The date was Nuvёmme 10th, and it was my seventh birthday. Birthdays always fill me with a sense of pleasure that I cannot seem to find anywhere else. It was a day I spent surrounded by my friends and my family. My parents would cook my favorite dish for dinner and present me with a trinket I'd be ecstatic to have. We never had much, so more often than not it was something they'd made with their own hands, which was perfectly fine. I have always loved receiving homemade gifts. The last year's gift was a beaded necklace. After a month or three, I began wearing it under my shirt as someone had once told me it "kinda looked stupid". I right-hooked them in the face and went about my business. At first, I did not believe them—it looked great, especially over my winter coat—but eventually fell to the superstition that handcrafted accessories looked out of place with my plain brown hand-me-down clothes. If my memory serves correct, I should still have it around here somewhere.

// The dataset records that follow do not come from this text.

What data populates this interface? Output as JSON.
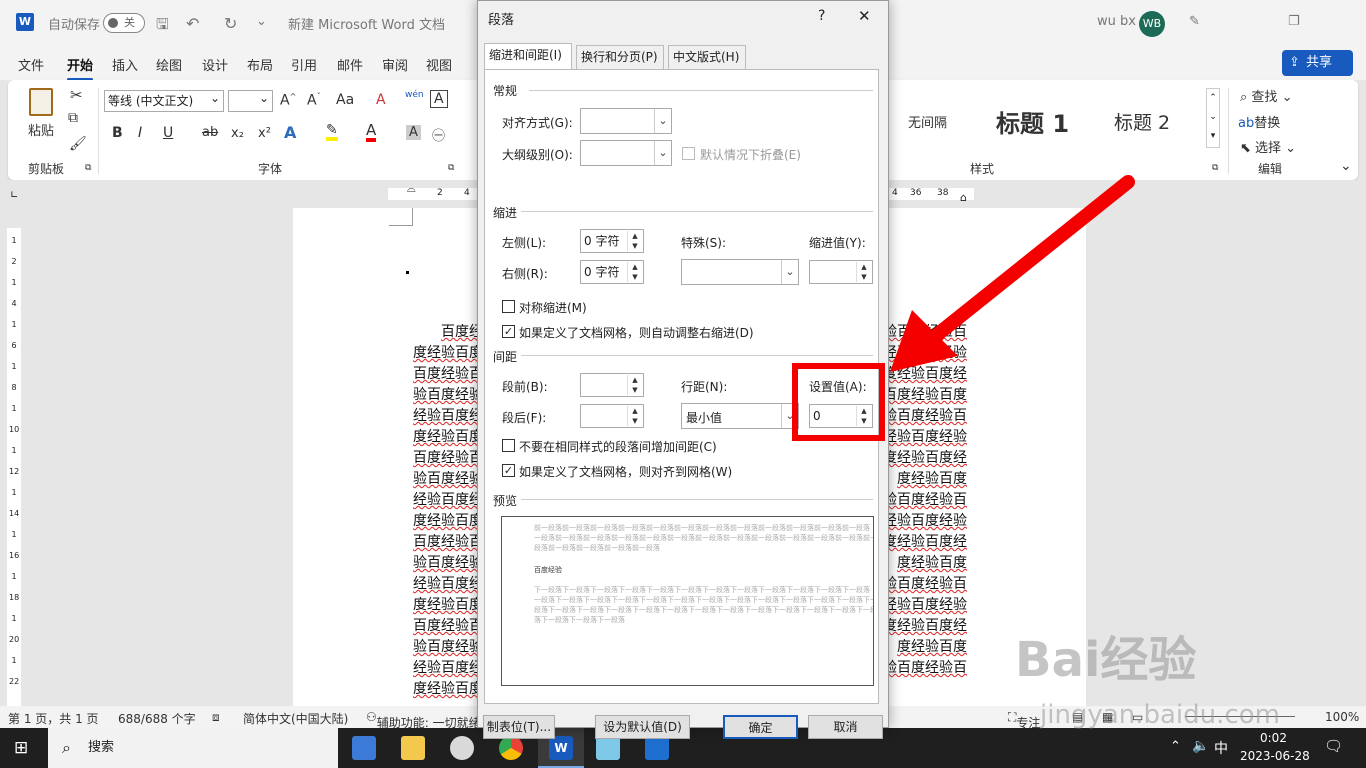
{
  "app": {
    "autosave_label": "自动保存",
    "autosave_state": "关",
    "doc_title": "新建 Microsoft Word 文档",
    "user_name": "wu bx",
    "user_initials": "WB",
    "share_label": "共享"
  },
  "tabs": [
    "文件",
    "开始",
    "插入",
    "绘图",
    "设计",
    "布局",
    "引用",
    "邮件",
    "审阅",
    "视图"
  ],
  "ribbon": {
    "paste": "粘贴",
    "clipboard": "剪贴板",
    "font_name": "等线 (中文正文)",
    "font_size": "",
    "font_group": "字体",
    "styles_group": "样式",
    "style_nospacing": "无间隔",
    "style_h1": "标题 1",
    "style_h2": "标题 2",
    "find": "查找",
    "replace": "替换",
    "select": "选择",
    "edit_group": "编辑",
    "bold": "B",
    "italic": "I",
    "underline": "U",
    "strike": "ab",
    "subscript": "x₂",
    "superscript": "x²",
    "font_grow": "A^",
    "font_shrink": "Aˇ",
    "change_case": "Aa",
    "font_color_A": "A",
    "char_border": "A",
    "phonetic": "wén",
    "pinyin_char": "A"
  },
  "ruler": {
    "left_nums": [
      "2",
      "4"
    ],
    "right_nums": [
      "4",
      "36",
      "38"
    ],
    "vert_nums": [
      "1",
      "2",
      "1",
      "4",
      "1",
      "6",
      "1",
      "8",
      "1",
      "10",
      "1",
      "12",
      "1",
      "14",
      "1",
      "16",
      "1",
      "18",
      "1",
      "20",
      "1",
      "22"
    ]
  },
  "document": {
    "left_lines": [
      "百度经",
      "度经验百度",
      "百度经验百",
      "验百度经验",
      "经验百度经",
      "度经验百度",
      "百度经验百",
      "验百度经验",
      "经验百度经",
      "度经验百度",
      "百度经验百",
      "验百度经验",
      "经验百度经",
      "度经验百度",
      "百度经验百",
      "验百度经验",
      "经验百度经",
      "度经验百度"
    ],
    "right_lines": [
      "验百度经验百",
      "度经验百度经验",
      "验百度经验百度经",
      "百度经验百度",
      "验百度经验百",
      "验百度经验百度经验",
      "度经验百度经",
      "度经验百度",
      "度经验百度经验百",
      "验百度经验百度经验",
      "百度经验百度经",
      "度经验百度",
      "度经验百度经验百",
      "验百度经验百度经验",
      "百度经验百度经",
      "度经验百度",
      "度经验百度经验百"
    ]
  },
  "status": {
    "page": "第 1 页，共 1 页",
    "words": "688/688 个字",
    "lang": "简体中文(中国大陆)",
    "accessibility": "辅助功能: 一切就绪",
    "focus": "专注",
    "zoom": "100%"
  },
  "taskbar": {
    "search": "搜索",
    "ime": "中",
    "time": "0:02",
    "date": "2023-06-28"
  },
  "dialog": {
    "title": "段落",
    "help": "?",
    "close": "✕",
    "tabs": [
      "缩进和间距(I)",
      "换行和分页(P)",
      "中文版式(H)"
    ],
    "general_section": "常规",
    "alignment_label": "对齐方式(G):",
    "alignment_value": "",
    "outline_label": "大纲级别(O):",
    "outline_value": "",
    "collapse_label": "默认情况下折叠(E)",
    "indent_section": "缩进",
    "left_label": "左侧(L):",
    "left_value": "0 字符",
    "right_label": "右侧(R):",
    "right_value": "0 字符",
    "special_label": "特殊(S):",
    "special_value": "",
    "indent_by_label": "缩进值(Y):",
    "indent_by_value": "",
    "mirror_label": "对称缩进(M)",
    "mirror_checked": false,
    "auto_right_label": "如果定义了文档网格，则自动调整右缩进(D)",
    "auto_right_checked": true,
    "spacing_section": "间距",
    "before_label": "段前(B):",
    "before_value": "",
    "after_label": "段后(F):",
    "after_value": "",
    "line_spacing_label": "行距(N):",
    "line_spacing_value": "最小值",
    "at_label": "设置值(A):",
    "at_value": "0",
    "no_space_label": "不要在相同样式的段落间增加间距(C)",
    "no_space_checked": false,
    "snap_grid_label": "如果定义了文档网格，则对齐到网格(W)",
    "snap_grid_checked": true,
    "preview_section": "预览",
    "preview_prev": [
      "前一段落前一段落前一段落前一段落前一段落前一段落前一段落前一段落前一段落前一段落前一段落前一段落",
      "一段落前一段落前一段落前一段落前一段落前一段落前一段落前一段落前一段落前一段落前一段落前一段落前一",
      "段落前一段落前一段落前一段落前一段落"
    ],
    "preview_sample": "百度经验",
    "preview_next": [
      "下一段落下一段落下一段落下一段落下一段落下一段落下一段落下一段落下一段落下一段落下一段落下一段落",
      "一段落下一段落下一段落下一段落下一段落下一段落下一段落下一段落下一段落下一段落下一段落下一段落下一",
      "段落下一段落下一段落下一段落下一段落下一段落下一段落下一段落下一段落下一段落下一段落下一段落下一段落",
      "落下一段落下一段落下一段落"
    ],
    "btn_tabs": "制表位(T)...",
    "btn_default": "设为默认值(D)",
    "btn_ok": "确定",
    "btn_cancel": "取消"
  },
  "annotation_colors": {
    "highlight": "#f40000"
  },
  "watermark": {
    "text": "Bai经验",
    "url": "jingyan.baidu.com"
  }
}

"Not unless I have one of the druids to escort me using their arcane." I watched Dad wink to Mum. He had his plan all thought out. The druids could use their arcane to save him travel time by flying or teleporting directly there. Dodging all the trees and wild animals that would try to kill him for meat instantaneously would save hours upon hours. It was the perfect bypass. 

"Ah," Mum said, coming to the conclusion that she knew what he was doing. "Yél-K'nai is the only one who'd actually be willing to do something like that..."

"Exactly," Dad responded.

Following them, I passed a bunch of identical doors—the entrances to each of the druids' personal offices. Some of the doors had their names plastered across the door for decoration. Zuvuli, Immeril, Finnēhad, even Charlotte and Cragla had name plates. Maybe it was a prestige thing. Maybe it was just to inflate their egos.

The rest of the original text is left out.